Ich bin genau da, wo ich sein will. Eine schöne Einsicht, oder? Irgendwie beruhigend. Leider vergesse ich diese Tatsache recht häufig und komme schnell wieder in den altbekannten Strudel von zu hohen Erwartungen, Ansprüchen und Vergleichen.

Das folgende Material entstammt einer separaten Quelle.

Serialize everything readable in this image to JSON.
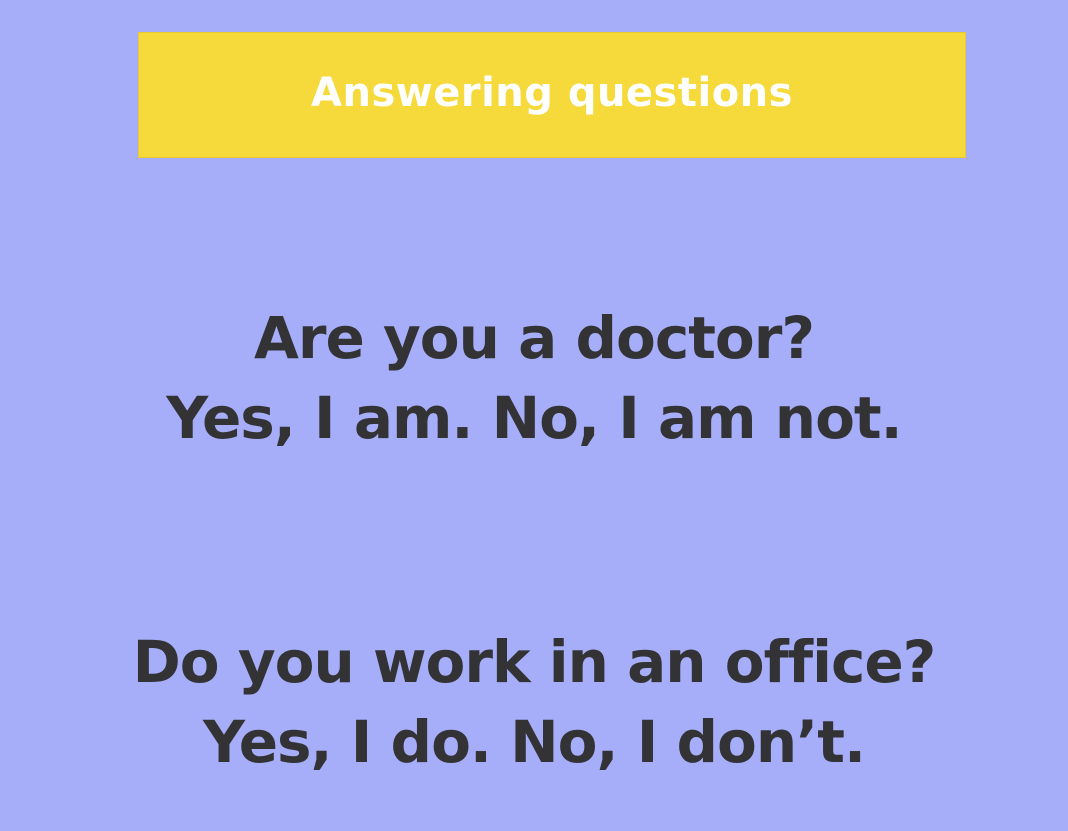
{
  "slide": {
    "title": "Answering questions",
    "qa": [
      {
        "question": "Are you a doctor?",
        "answer": "Yes, I am. No, I am not."
      },
      {
        "question": "Do you work in an office?",
        "answer": "Yes, I do. No, I don’t."
      }
    ]
  },
  "colors": {
    "background": "#a6aef9",
    "banner": "#f6d93a",
    "title_text": "#ffffff",
    "body_text": "#333335"
  }
}
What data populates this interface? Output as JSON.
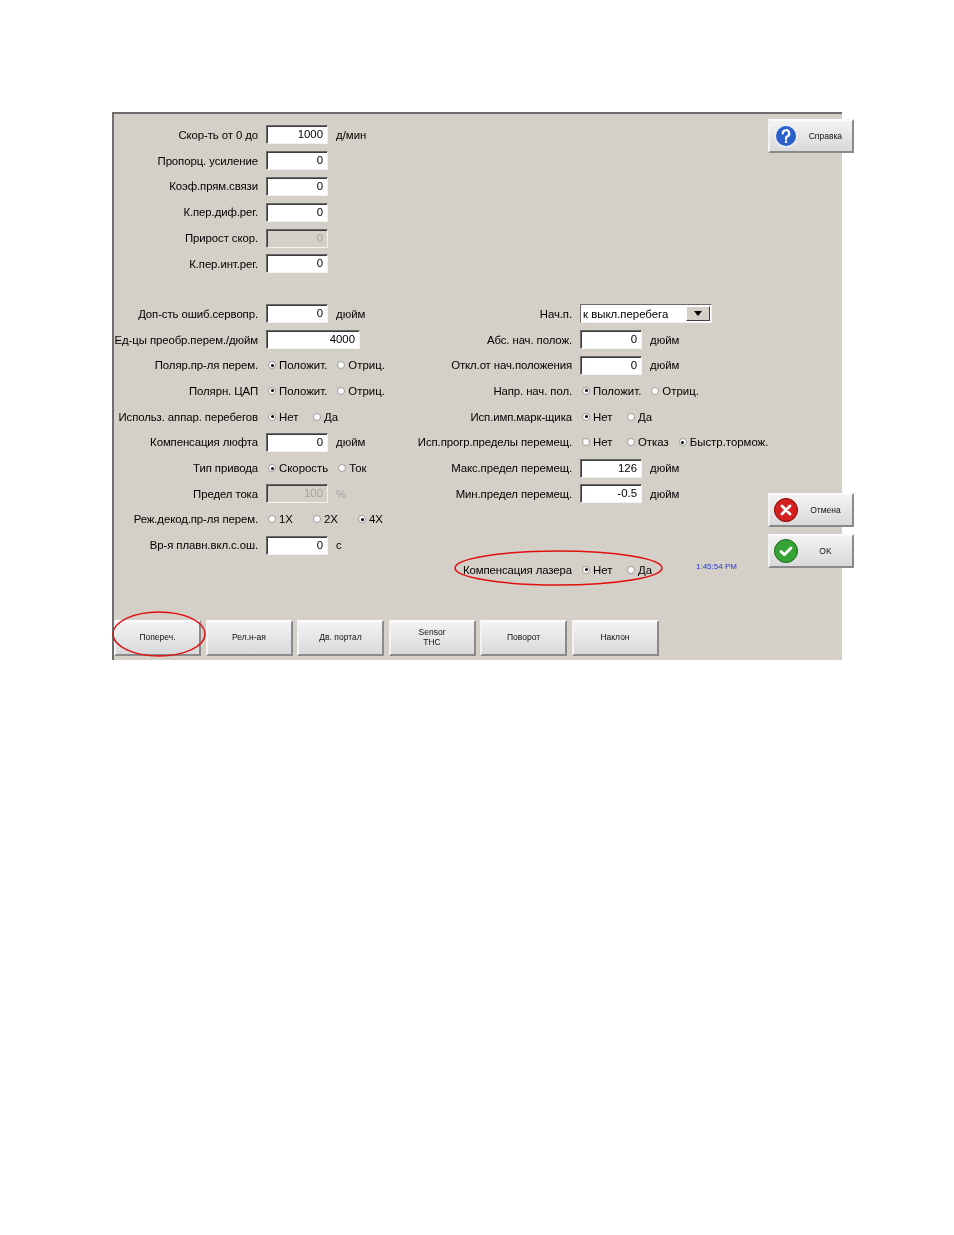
{
  "help_button": {
    "label": "Справка"
  },
  "fields_top": [
    {
      "kind": "input",
      "label": "Скор-ть от 0 до",
      "value": "1000",
      "unit": "д/мин",
      "disabled": false
    },
    {
      "kind": "input",
      "label": "Пропорц. усиление",
      "value": "0",
      "disabled": false
    },
    {
      "kind": "input",
      "label": "Коэф.прям.связи",
      "value": "0",
      "disabled": false
    },
    {
      "kind": "input",
      "label": "К.пер.диф.рег.",
      "value": "0",
      "disabled": false
    },
    {
      "kind": "input",
      "label": "Прирост скор.",
      "value": "0",
      "disabled": true
    },
    {
      "kind": "input",
      "label": "К.пер.инт.рег.",
      "value": "0",
      "disabled": false
    }
  ],
  "fields_left": [
    {
      "kind": "input",
      "label": "Доп-сть ошиб.сервопр.",
      "value": "0",
      "unit": "дюйм",
      "disabled": false
    },
    {
      "kind": "input",
      "label": "Ед-цы преобр.перем./дюйм",
      "value": "4000",
      "disabled": false
    },
    {
      "kind": "radio",
      "label": "Поляр.пр-ля перем.",
      "options": [
        {
          "label": "Положит.",
          "selected": true
        },
        {
          "label": "Отриц.",
          "selected": false
        }
      ]
    },
    {
      "kind": "radio",
      "label": "Полярн. ЦАП",
      "options": [
        {
          "label": "Положит.",
          "selected": true
        },
        {
          "label": "Отриц.",
          "selected": false
        }
      ]
    },
    {
      "kind": "radio",
      "label": "Использ. аппар. перебегов",
      "options": [
        {
          "label": "Нет",
          "selected": true
        },
        {
          "label": "Да",
          "selected": false
        }
      ]
    },
    {
      "kind": "input",
      "label": "Компенсация люфта",
      "value": "0",
      "unit": "дюйм",
      "disabled": false
    },
    {
      "kind": "radio",
      "label": "Тип привода",
      "options": [
        {
          "label": "Скорость",
          "selected": true
        },
        {
          "label": "Ток",
          "selected": false
        }
      ]
    },
    {
      "kind": "input",
      "label": "Предел тока",
      "value": "100",
      "unit": "%",
      "disabled": true
    },
    {
      "kind": "radio",
      "label": "Реж.декод.пр-ля перем.",
      "options": [
        {
          "label": "1X",
          "selected": false
        },
        {
          "label": "2X",
          "selected": false
        },
        {
          "label": "4X",
          "selected": true
        }
      ]
    },
    {
      "kind": "input",
      "label": "Вр-я плавн.вкл.с.ош.",
      "value": "0",
      "unit": "с",
      "disabled": false
    }
  ],
  "fields_right": [
    {
      "kind": "dropdown",
      "label": "Нач.п.",
      "value": "к выкл.перебега"
    },
    {
      "kind": "input",
      "label": "Абс. нач. полож.",
      "value": "0",
      "unit": "дюйм"
    },
    {
      "kind": "input",
      "label": "Откл.от нач.положения",
      "value": "0",
      "unit": "дюйм"
    },
    {
      "kind": "radio",
      "label": "Напр. нач. пол.",
      "options": [
        {
          "label": "Положит.",
          "selected": true
        },
        {
          "label": "Отриц.",
          "selected": false
        }
      ]
    },
    {
      "kind": "radio",
      "label": "Исп.имп.марк-щика",
      "options": [
        {
          "label": "Нет",
          "selected": true
        },
        {
          "label": "Да",
          "selected": false
        }
      ]
    },
    {
      "kind": "radio",
      "label": "Исп.прогр.пределы перемещ.",
      "options": [
        {
          "label": "Нет",
          "selected": false
        },
        {
          "label": "Отказ",
          "selected": false
        },
        {
          "label": "Быстр.тормож.",
          "selected": true
        }
      ]
    },
    {
      "kind": "input",
      "label": "Макс.предел перемещ.",
      "value": "126",
      "unit": "дюйм"
    },
    {
      "kind": "input",
      "label": "Мин.предел перемещ.",
      "value": "-0.5",
      "unit": "дюйм"
    }
  ],
  "laser_compensation": {
    "label": "Компенсация лазера",
    "options": [
      {
        "label": "Нет",
        "selected": true
      },
      {
        "label": "Да",
        "selected": false
      }
    ],
    "highlighted": true
  },
  "time": "1:45:54 PM",
  "action_buttons": [
    {
      "kind": "cancel",
      "label": "Отмена"
    },
    {
      "kind": "ok",
      "label": "OK"
    }
  ],
  "tabs": [
    {
      "label": "Попереч.",
      "highlighted": true
    },
    {
      "label": "Рел.н-ая",
      "highlighted": false
    },
    {
      "label": "Дв. портал",
      "highlighted": false
    },
    {
      "label": "Sensor\nTHC",
      "highlighted": false
    },
    {
      "label": "Поворот",
      "highlighted": false
    },
    {
      "label": "Наклон",
      "highlighted": false
    }
  ]
}
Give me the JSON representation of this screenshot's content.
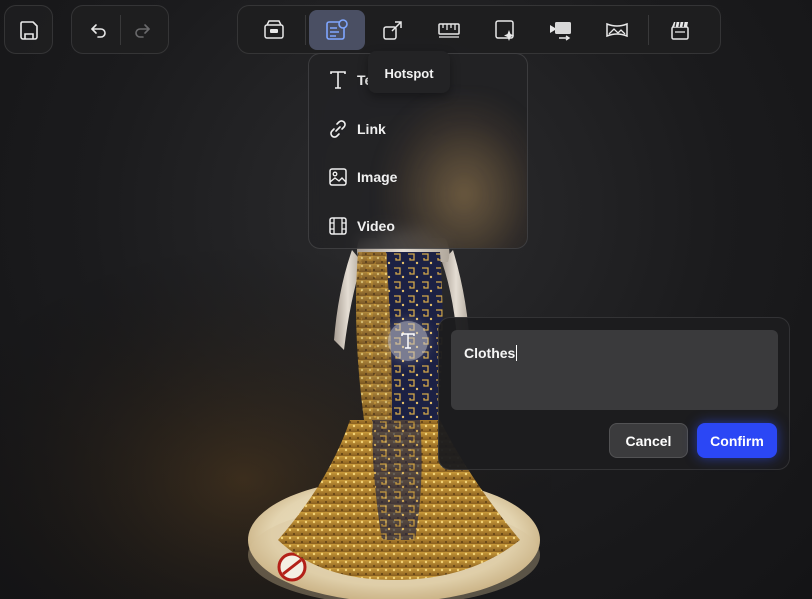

Das vergangene Jahr ging im Rückblick unfassbar schnell vorbei und ohne einen moralisierenden Beitrag über Entschleunigung, die innere Mitte oder das Allheilmittel Meditation schreiben zu wollen, appelliere ich hiermit an mich selbst, die Dinge in Zukunft auch mal langsam anzugehen.

Es geht mir darum, bewusst wahrzunehmen, was um mich und mit mir selbst geschieht. Ich möchte mir am Ende des Tages aktiv Zeit nehmen, den Tag Revue passieren zu lassen – in der Hoffnung, dass dieser Akt Geschehnisse komprimiert, speichert und in ihrer Wirkung verlangsamt.

nigel-tadyanehondo

Ich habe das Gefühl und etwas übertrieben formuliert beinahe Angst, dass Technologie uns Menschen die Aufgabe abnimmt, Geschehnisse zu reflektieren.

technologie als erweiterung (in manchen fällen: ersatz) zum eigenen denken

Unsere politische Meinung zu aktuellen Ereignissen erfassen wir durch minimierte Artikel, die sich in unserer kleinen Social-Media Bubble begegnen. Wer liest schon noch Zeitung?

Termine, Geburtstage und To-Do’s speichern wir in Apps und Kalendern, bevor wir sie uns merken.

Ohne das Foto des Essens vom Sonntags-Lunch, wüssten wir eine Woche später nicht mehr was wir gegessen haben.

Schwarz ist schwarz und weiß ist weiß, weil all unsere Facebook-Freunde dieser Meinung sind.

Du: Ich nicht.
Ich: Defriended.

Wissen wir nicht, auf welchem Kontinent auf dieser Erde Peru liegt, googlen wir es verdeckt unter dem Esstisch, bevor wir eine Schwäche zugeben.

Wir schaffen uns behilfliche Coexistenzen, die unser Hirn in einer Art Ausweitung in Form eines Mediums ergänzen und irgendwie klüger, gewissenhafter, prinzipienstärker und schöner sind, als Menschen vor dem Word Wide Web.

Traurig und fast wahr. Jedenfalls erahnbar.

Ich nutze die Weihnachtszeit hiermit, um mich bewusst jeden Tag an meine Taten und dessen Auswirkungen, an das Herzerwärmende, Schöne und Traurige, was um mich und mit mir selbst geschieht auseinanderzusetzen. Damit mein Leben, während ich die Vorzüge moderner Technologie genieße, möglichst keinen Algorithmus darstellt, sondern menschlich langsam bleibt.